Fermée depuis cet été au prix de plus de 200 licenciements, l'usine a jusqu'au mois de juin pour trouver un repreneur sur décision de son propriétaire, le papetier finlandais UPM, qui l'a mis en vente. A défaut, le groupe procédera au démantèlement des machines. L'éventualité donne des sueurs froides jusqu'à Bercy où l'on redoute de voir disparaître cet outil unique en son genre, présenté - à raison - comme un modèle d'économie circulaire.
Un tiers du gisement de papier recyclé
Idéalement situé en bord de Seine, adossé à une chaudière biomasse, le site dispose en effet d'installations capables de transformer annuellement 350.000 tonnes de vieux journaux, de magazines et de prospectus publicitaires provenant de vingt millions de foyers. Soit le tiers du gisement de papier collecté par les entreprises et les collectivités !
La France croulant déjà sous des excédents (1,6 million de tonnes) qu'elle peine à exporter, la fermeture définitive de la Chapelle Darblay ébranlerait une filière déjà fragilisée, met en garde la députée de l'Isère Camille Gailliard Minier, rapporteure du texte rédigé sous l'égide de la commission du Développement durable et de l'aménagement du territoire.

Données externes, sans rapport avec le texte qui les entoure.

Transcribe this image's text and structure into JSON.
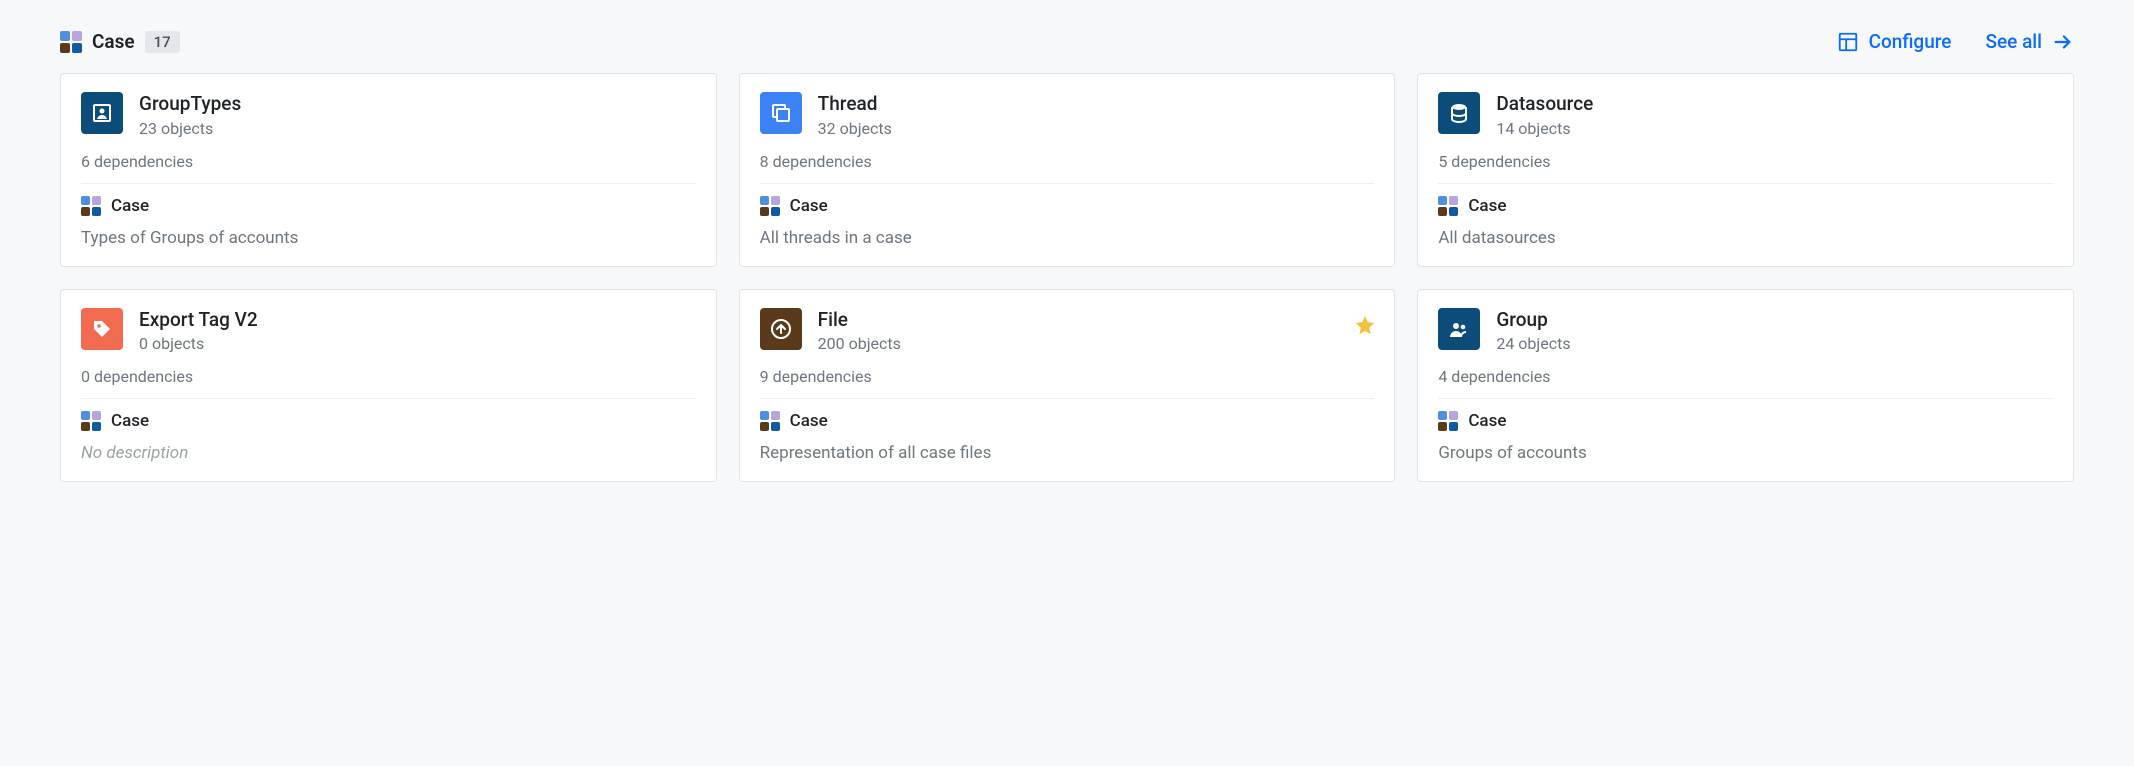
{
  "header": {
    "title": "Case",
    "count": "17",
    "configure_label": "Configure",
    "see_all_label": "See all"
  },
  "case_label": "Case",
  "no_description_label": "No description",
  "cards": [
    {
      "icon": "profile-frame",
      "icon_color": "darkblue",
      "title": "GroupTypes",
      "objects": "23 objects",
      "dependencies": "6 dependencies",
      "description": "Types of Groups of accounts",
      "starred": false
    },
    {
      "icon": "thread",
      "icon_color": "blue",
      "title": "Thread",
      "objects": "32 objects",
      "dependencies": "8 dependencies",
      "description": "All threads in a case",
      "starred": false
    },
    {
      "icon": "database",
      "icon_color": "darkblue",
      "title": "Datasource",
      "objects": "14 objects",
      "dependencies": "5 dependencies",
      "description": "All datasources",
      "starred": false
    },
    {
      "icon": "tag",
      "icon_color": "orange",
      "title": "Export Tag V2",
      "objects": "0 objects",
      "dependencies": "0 dependencies",
      "description": "",
      "starred": false
    },
    {
      "icon": "upload",
      "icon_color": "brown",
      "title": "File",
      "objects": "200 objects",
      "dependencies": "9 dependencies",
      "description": "Representation of all case files",
      "starred": true
    },
    {
      "icon": "group",
      "icon_color": "darkblue",
      "title": "Group",
      "objects": "24 objects",
      "dependencies": "4 dependencies",
      "description": "Groups of accounts",
      "starred": false
    }
  ]
}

Problème, et il est de taille. L'usine s'est vue privée d'une bonne partie de ses débouchés commerciaux traditionnels du fait de la digitalisation. La seule consommation de papier journal a chuté depuis près de 40% entre 2007 et 2018. Dans ces conditions, il semble acquis que l'avenir du site ne pourra passer que par une réorientation vers des activités plus porteuses, ce que défend d'ailleurs l'intersyndicale.